Les trois dispositifs sont financés pour partie par des fonds publics auxquels s'ajoutent soit des cotisations prélevées sur toutes les entreprises (Belgique et Italie) soit des indemnités versées directement aux victimes par les entreprises responsables ou leurs assureurs (Pays-Bas).
• Leurs approches se distinguent en ce qui concerne tant la place faite à l'entreprise responsable du dommage que la faculté ouverte aux ayants-droit de saisir le fonds d'une demande
Les trois systèmes se distinguent parce que :
- l'Italie a choisi de verser une indemnisation additionnelle à celle des maladies professionnelles tandis que les deux autres États ont recours à une indemnisation spécifique dont l'obtention n'est pas conditionnée par l'indemnisation d'une telle maladie ;
- les Pays-Bas ont institué un dispositif dans lequel le fonds - interlocuteur unique des victimes créé par un accord de l'État, des partenaires sociaux, des représentants des victimes et de ceux des assureurs -, verse un acompte sur la somme qui sera, finalement, après sa médiation, allouée par l'entreprise responsable ou son assureur, s'il est possible de les identifier ;
- seule la Belgique permet aux ayants droit d'une victime de saisir le fonds dans les six mois de la disparition de cette personne alors qu'aux Pays-Bas il est nécessaire que la victime ait elle même déposé une demande avant son décès pour que ses ayants droit puissent en bénéficier et qu'en Italie les ayants droit ne peuvent déposer de demande d'indemnisation.

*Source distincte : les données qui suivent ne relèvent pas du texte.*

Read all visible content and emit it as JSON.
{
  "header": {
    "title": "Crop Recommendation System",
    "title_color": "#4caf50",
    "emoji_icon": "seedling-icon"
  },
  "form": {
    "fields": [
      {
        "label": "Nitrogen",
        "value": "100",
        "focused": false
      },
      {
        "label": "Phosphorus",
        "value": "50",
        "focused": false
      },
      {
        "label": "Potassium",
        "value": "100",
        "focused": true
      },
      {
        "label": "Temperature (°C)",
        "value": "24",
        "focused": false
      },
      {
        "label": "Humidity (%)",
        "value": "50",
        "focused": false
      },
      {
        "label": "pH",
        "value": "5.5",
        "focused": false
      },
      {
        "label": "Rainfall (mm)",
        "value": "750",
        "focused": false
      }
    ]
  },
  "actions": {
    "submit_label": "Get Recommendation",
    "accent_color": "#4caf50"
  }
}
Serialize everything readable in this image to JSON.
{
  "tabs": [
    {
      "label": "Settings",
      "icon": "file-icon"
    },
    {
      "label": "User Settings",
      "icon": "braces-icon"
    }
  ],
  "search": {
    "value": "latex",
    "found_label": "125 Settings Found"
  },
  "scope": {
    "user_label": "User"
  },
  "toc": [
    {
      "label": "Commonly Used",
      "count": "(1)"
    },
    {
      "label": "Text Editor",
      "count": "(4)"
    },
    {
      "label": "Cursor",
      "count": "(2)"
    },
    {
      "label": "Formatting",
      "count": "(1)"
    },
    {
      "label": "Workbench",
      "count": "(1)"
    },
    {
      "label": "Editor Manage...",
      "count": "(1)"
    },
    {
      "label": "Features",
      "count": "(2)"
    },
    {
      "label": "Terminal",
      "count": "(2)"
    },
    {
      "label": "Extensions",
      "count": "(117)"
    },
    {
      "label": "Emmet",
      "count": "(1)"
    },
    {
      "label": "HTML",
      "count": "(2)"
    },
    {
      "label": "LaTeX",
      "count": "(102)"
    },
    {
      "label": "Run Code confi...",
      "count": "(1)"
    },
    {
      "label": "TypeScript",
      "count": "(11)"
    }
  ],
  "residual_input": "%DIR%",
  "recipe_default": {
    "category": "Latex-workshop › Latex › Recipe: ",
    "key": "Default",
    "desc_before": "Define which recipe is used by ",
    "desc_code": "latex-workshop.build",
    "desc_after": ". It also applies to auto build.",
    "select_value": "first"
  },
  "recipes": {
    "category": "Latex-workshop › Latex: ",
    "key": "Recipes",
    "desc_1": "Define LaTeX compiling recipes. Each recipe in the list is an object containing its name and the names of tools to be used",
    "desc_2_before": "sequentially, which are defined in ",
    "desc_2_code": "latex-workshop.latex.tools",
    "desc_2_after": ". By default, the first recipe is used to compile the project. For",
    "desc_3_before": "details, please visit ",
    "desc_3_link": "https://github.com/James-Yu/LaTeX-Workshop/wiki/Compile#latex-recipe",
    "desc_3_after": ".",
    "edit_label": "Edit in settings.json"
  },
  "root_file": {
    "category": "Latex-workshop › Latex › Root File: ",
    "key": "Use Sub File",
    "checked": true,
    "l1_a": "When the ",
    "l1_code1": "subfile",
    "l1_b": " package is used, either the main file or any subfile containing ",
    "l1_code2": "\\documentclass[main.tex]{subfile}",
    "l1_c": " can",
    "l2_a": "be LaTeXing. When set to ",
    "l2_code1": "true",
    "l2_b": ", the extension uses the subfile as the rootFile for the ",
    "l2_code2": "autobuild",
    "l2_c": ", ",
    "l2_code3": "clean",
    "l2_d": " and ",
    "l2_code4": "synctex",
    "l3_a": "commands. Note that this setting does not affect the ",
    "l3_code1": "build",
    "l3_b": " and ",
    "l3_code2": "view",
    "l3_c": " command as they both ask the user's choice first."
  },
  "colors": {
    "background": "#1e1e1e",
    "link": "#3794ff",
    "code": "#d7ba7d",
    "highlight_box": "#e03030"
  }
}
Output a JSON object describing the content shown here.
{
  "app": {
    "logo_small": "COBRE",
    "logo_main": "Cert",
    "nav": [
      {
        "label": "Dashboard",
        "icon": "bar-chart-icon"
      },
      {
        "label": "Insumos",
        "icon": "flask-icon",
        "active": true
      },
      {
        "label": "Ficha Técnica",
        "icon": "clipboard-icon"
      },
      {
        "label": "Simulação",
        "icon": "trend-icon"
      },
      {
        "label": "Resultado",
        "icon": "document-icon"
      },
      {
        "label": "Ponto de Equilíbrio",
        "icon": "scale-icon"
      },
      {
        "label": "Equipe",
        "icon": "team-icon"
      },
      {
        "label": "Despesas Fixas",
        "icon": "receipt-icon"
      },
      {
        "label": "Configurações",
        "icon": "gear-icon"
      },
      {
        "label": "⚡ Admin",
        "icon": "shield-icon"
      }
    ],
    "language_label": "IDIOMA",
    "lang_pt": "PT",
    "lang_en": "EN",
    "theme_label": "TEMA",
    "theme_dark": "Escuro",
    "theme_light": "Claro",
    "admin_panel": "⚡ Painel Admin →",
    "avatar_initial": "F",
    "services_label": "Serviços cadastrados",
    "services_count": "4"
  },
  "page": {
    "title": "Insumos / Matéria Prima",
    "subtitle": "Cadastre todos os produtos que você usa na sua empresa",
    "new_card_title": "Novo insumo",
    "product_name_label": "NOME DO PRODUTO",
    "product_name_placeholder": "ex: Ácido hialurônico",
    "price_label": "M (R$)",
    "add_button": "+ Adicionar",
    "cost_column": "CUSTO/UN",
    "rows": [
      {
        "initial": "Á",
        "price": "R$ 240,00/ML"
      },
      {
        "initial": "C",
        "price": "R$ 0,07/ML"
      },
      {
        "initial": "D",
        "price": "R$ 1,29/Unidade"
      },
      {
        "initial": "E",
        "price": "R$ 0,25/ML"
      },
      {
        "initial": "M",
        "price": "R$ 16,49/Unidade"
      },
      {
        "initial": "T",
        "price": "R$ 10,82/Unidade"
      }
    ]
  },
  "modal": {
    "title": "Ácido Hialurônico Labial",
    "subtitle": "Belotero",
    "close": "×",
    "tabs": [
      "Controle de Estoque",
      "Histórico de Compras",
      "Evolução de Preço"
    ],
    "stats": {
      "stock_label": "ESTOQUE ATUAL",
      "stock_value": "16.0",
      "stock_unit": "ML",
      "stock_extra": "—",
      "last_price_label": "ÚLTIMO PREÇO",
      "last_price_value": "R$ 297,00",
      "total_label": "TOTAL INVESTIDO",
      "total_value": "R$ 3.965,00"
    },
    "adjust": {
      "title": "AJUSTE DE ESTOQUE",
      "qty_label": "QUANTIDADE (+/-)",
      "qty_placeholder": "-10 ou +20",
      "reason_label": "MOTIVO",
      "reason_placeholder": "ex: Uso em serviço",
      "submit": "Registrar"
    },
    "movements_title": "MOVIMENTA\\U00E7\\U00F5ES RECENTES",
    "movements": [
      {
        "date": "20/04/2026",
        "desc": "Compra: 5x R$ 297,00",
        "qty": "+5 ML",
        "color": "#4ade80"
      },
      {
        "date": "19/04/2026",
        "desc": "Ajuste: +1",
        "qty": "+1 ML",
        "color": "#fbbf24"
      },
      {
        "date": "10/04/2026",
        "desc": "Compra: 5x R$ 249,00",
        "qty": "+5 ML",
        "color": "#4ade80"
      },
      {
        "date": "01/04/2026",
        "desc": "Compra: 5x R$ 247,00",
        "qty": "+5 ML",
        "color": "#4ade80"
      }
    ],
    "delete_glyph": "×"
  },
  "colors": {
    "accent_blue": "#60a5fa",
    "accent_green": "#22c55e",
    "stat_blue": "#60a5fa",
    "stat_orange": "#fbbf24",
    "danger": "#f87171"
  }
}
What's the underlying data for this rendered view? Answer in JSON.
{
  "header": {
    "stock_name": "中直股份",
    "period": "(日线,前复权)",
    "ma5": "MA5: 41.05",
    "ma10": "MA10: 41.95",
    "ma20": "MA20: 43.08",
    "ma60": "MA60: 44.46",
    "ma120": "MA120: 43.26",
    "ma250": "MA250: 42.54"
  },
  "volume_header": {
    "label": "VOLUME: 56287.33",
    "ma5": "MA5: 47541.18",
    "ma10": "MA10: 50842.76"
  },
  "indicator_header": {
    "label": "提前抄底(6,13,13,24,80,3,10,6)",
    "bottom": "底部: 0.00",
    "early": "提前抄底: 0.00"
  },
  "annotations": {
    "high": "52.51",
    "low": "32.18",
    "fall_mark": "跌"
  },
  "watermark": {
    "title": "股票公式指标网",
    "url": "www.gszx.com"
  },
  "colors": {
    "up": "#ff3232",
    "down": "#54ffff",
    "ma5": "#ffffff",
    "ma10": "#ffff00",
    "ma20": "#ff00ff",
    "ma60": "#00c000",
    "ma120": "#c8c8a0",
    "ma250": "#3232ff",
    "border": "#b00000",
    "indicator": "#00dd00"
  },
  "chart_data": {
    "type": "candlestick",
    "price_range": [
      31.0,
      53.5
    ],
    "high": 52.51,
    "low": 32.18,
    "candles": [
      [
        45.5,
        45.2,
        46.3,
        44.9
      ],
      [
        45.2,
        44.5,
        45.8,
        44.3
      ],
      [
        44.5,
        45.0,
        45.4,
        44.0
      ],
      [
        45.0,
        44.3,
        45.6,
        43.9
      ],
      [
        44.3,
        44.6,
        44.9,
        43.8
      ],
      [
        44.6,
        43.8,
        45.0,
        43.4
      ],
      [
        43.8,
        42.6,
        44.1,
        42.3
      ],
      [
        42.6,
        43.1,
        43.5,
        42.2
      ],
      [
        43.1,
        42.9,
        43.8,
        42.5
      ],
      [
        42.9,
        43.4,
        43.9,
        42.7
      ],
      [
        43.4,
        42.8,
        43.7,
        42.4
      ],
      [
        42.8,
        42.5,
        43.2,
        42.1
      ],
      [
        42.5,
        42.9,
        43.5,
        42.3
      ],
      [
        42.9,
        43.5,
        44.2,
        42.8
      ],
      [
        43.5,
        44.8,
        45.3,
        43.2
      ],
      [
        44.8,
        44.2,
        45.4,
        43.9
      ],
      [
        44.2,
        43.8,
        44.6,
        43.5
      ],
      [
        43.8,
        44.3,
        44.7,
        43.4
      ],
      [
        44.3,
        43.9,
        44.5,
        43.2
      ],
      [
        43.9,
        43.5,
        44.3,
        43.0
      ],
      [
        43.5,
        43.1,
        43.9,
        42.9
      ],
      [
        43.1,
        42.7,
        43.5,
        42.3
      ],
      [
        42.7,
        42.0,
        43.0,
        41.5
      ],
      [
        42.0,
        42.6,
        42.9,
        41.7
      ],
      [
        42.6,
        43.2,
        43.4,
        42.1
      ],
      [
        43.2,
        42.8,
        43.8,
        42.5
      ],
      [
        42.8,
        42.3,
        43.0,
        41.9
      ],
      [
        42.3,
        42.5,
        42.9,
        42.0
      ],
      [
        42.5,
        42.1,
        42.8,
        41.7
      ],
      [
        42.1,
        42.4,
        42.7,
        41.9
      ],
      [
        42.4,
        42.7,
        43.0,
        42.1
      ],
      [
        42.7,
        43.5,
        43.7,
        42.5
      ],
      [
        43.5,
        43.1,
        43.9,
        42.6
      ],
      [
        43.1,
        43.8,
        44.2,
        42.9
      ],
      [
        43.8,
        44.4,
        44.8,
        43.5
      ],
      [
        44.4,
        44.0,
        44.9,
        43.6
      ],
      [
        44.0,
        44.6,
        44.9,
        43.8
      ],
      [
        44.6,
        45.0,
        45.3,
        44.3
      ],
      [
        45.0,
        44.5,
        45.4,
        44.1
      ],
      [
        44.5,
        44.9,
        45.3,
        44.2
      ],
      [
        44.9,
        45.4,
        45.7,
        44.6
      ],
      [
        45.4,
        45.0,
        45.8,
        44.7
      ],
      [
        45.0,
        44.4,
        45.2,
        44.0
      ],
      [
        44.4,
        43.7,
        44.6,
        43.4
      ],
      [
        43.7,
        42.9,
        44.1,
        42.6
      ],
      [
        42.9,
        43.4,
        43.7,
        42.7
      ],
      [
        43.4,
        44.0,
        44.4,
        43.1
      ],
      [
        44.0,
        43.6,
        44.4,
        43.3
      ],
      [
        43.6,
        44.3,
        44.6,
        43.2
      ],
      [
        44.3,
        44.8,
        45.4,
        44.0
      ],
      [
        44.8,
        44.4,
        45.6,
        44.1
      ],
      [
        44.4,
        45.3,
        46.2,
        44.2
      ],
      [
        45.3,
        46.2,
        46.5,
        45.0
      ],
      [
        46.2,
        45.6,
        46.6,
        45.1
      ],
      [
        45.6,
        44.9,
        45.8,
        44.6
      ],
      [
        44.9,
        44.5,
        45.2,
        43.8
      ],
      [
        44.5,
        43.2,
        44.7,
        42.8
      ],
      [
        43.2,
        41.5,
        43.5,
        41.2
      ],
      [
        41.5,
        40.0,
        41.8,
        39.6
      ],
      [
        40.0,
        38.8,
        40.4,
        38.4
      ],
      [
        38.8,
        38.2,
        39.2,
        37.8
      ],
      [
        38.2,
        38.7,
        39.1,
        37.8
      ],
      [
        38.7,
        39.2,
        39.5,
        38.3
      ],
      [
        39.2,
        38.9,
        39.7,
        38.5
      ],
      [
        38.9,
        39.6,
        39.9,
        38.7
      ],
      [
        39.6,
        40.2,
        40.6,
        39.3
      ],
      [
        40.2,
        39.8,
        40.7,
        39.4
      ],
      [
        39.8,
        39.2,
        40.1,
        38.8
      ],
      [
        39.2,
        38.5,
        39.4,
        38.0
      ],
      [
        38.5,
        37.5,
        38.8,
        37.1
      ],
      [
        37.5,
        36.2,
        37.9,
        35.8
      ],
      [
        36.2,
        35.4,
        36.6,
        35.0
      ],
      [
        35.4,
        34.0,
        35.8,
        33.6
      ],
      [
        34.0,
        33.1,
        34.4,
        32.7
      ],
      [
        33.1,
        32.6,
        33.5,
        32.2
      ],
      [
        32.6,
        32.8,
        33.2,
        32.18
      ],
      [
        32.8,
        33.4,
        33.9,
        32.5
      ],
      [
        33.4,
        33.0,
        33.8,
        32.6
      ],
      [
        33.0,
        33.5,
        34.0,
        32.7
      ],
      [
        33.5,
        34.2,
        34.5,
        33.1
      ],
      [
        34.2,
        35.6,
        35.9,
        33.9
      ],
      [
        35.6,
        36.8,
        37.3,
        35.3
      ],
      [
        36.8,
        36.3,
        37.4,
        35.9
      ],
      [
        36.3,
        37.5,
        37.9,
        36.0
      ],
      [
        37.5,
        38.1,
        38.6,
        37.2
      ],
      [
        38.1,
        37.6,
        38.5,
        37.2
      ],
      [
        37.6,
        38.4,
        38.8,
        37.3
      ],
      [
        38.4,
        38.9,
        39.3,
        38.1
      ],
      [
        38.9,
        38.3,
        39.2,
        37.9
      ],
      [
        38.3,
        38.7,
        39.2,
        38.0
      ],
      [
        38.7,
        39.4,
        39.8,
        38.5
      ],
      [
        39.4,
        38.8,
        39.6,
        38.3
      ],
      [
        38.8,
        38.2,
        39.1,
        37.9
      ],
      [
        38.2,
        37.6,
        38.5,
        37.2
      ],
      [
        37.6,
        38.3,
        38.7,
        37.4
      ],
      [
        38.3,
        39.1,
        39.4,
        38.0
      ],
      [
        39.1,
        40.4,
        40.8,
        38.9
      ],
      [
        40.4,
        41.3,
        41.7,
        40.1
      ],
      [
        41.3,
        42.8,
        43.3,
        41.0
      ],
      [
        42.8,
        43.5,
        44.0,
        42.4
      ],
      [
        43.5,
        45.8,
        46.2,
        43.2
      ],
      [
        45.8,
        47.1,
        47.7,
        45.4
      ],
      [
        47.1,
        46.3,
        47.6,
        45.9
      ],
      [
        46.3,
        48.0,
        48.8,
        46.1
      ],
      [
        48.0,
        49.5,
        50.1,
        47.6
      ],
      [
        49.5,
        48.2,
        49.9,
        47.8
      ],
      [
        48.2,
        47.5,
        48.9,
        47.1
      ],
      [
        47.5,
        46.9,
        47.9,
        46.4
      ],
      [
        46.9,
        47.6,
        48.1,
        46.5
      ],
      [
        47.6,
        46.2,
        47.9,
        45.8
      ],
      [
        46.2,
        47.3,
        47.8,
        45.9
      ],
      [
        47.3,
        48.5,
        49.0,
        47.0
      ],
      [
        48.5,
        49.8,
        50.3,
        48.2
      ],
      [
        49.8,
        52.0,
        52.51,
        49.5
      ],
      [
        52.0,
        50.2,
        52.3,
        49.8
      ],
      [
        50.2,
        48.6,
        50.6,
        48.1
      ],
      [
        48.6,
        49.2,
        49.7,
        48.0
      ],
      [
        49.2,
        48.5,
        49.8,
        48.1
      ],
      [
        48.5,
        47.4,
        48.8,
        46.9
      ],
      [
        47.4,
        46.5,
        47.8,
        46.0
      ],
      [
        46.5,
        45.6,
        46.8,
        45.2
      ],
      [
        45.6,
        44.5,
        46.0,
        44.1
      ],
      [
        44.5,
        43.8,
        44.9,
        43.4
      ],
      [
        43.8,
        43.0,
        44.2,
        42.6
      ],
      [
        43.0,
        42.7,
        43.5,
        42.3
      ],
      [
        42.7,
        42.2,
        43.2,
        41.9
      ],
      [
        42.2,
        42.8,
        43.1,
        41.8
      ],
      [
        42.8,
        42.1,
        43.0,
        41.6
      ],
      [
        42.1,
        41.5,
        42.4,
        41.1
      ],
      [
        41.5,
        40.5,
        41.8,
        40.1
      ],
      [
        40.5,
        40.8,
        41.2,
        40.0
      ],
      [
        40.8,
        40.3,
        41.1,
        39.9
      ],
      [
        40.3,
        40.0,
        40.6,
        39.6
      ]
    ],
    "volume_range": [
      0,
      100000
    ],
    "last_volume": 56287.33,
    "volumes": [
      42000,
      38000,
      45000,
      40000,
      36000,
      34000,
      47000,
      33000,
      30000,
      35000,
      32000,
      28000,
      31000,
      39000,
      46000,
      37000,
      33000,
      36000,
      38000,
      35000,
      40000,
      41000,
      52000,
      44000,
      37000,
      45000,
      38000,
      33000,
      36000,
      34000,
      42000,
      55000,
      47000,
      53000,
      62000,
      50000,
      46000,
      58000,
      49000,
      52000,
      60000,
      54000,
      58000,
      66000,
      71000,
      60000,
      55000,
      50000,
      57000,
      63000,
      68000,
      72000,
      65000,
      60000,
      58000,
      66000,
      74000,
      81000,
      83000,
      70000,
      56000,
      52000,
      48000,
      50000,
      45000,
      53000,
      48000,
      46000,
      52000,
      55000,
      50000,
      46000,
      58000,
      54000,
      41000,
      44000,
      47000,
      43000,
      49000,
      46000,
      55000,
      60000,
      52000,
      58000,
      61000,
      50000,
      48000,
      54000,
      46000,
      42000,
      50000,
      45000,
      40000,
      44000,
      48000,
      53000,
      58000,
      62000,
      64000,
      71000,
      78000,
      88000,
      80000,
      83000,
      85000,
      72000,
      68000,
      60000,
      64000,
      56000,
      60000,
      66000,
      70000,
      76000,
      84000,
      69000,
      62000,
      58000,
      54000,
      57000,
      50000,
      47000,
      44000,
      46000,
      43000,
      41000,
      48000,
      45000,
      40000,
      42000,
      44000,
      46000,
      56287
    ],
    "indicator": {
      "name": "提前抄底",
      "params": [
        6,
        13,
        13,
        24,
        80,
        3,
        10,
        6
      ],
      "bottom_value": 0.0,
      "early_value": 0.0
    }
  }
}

• Le montant des indemnisations, assez substantiellement différent, ne peut être comparé qu'au cas par cas
Les trois mode de calcul retenus sont très différents en ce qui concerne
- les victimes :
indemnisation annuelle additionnelle à la rente perçue au titre des maladies professionnelles en Italie,
rente mensuelle de 1 500 euros pour le mésothéliome et indemnité mensuelle de 15 € par pourcent d'incapacité physique pour l'asbestose en Belgique,
versement d'un acompte de 18 626 € par le fonds puis d'un capital de 56 536 € par l'entreprise ou son assureur aux Pays-Bas ;
- et leurs ayants droit :
reversion de la rente additionnelle que percevait la victime en Italie,
perception d'un capital compris entre 15 000 et 30 000 € pour le mésothéliome et entre 7 500 et 15 000 € pour l'asbestose en Belgique,
et versement identique à celui dont bénéficie la victime décédée aux Pays-Bas, si celle-ci a déposé une demande d'indemnisation.
• Les principales difficultés repérées concernent le sort : des victimes « non professionnelles » , de celles qui ne peuvent se retourner contre l'entreprise à l'origine du dommage et de certains ayants droit
Les principales lacunes observées dans ces trois dispositifs concernent :
- les victimes :
« non professionnelles » qui ne peuvent pas intenter de recours non plus que les personnes qui ont partagé le domicile des victimes qui étaient, elles, soumises à une exposition à l'amiante dans un cadre professionnel dans le même pays (Italie),
qui, ne pouvant se retourner contre l'entreprise à l'origine du dommage si celle-ci a disparu, doivent donc se contenter de l'acompte qui leur est versé par le fonds (Pays-Bas),
- et les ayants droit d'une victime :
qui n'aurait pas reçu l'indemnisation additionnelle à la rente perçue au titre des maladies professionnelles (Italie),
et qui n'aurait pas déposé de demande d'indemnisation avant son décès (Pays-Bas).